Walther M, Simons P, Nass K, Röser A
Zentrum für Fuß- und Sprunggelenkchirurgie, Schön-Klinik München-Harlaching, Harlachingerstr. 51, 81547, München, Deutschland.
Oper Orthop Traumatol. 2011 Feb;23(1):52-9. doi: 10.1007/s00064-010-0006-6.
Treatment of hallux valgus in patients with a pathology of the first metatarsocuneiform (MC) joint by a fusion of the first MC fixed by a plantar plate. The plantar plate has biomechanical advantages and has good soft tissue coverage by the M. abductor hallucis.
Instability or degenerative arthritis of the first MC joint in patients with hallux valgus.
Short first metatarsal.
Bone-saving resection of the first MC joint.

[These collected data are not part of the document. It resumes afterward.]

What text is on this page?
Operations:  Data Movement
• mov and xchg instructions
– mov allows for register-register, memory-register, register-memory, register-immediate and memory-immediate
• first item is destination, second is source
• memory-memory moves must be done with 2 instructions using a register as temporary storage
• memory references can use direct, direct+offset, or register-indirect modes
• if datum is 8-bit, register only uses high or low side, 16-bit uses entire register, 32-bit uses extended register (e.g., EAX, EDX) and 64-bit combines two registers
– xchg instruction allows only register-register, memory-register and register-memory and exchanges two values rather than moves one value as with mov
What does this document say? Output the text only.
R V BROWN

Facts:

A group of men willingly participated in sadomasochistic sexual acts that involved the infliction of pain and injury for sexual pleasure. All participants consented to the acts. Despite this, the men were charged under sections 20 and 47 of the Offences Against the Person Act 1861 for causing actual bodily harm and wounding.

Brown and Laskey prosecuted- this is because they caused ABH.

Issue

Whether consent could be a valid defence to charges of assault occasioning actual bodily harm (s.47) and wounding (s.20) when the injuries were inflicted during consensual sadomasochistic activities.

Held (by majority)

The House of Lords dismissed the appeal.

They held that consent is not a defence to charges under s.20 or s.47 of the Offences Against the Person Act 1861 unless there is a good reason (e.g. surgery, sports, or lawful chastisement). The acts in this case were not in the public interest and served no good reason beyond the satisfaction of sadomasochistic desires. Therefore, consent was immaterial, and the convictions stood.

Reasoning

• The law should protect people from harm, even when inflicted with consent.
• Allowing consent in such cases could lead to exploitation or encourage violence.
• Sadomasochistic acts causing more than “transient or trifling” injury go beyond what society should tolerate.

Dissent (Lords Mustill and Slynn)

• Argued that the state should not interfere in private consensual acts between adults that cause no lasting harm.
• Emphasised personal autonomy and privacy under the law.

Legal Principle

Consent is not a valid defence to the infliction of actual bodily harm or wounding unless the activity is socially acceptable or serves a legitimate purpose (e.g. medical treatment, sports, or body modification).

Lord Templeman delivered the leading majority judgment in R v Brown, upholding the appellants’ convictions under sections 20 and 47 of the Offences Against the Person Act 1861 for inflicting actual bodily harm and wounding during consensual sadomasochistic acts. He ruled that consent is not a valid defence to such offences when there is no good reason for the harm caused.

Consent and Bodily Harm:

Arthrodesis using a compression screw and a plantar interlocking plate. Distal soft tissue procedure and resection of the exostosis.
For 6 weeks, a long sole, post-operative shoe with weight bearing as pain allows. Mobilization of the first metatarsophalangeal joint when the wound healing is assured. Full weight bearing after 6-8 weeks in a normal shoe, when the bone healing is completed on the x-rays. No sports with high demands on the foot for 12 weeks. Orthotics only in cases with persisted pain or associated pathology.
In a case control study including 72 patients, a significantly lower rate of nonunion and soft tissue problems, compared to dorsal or medial plate positioning, was observed.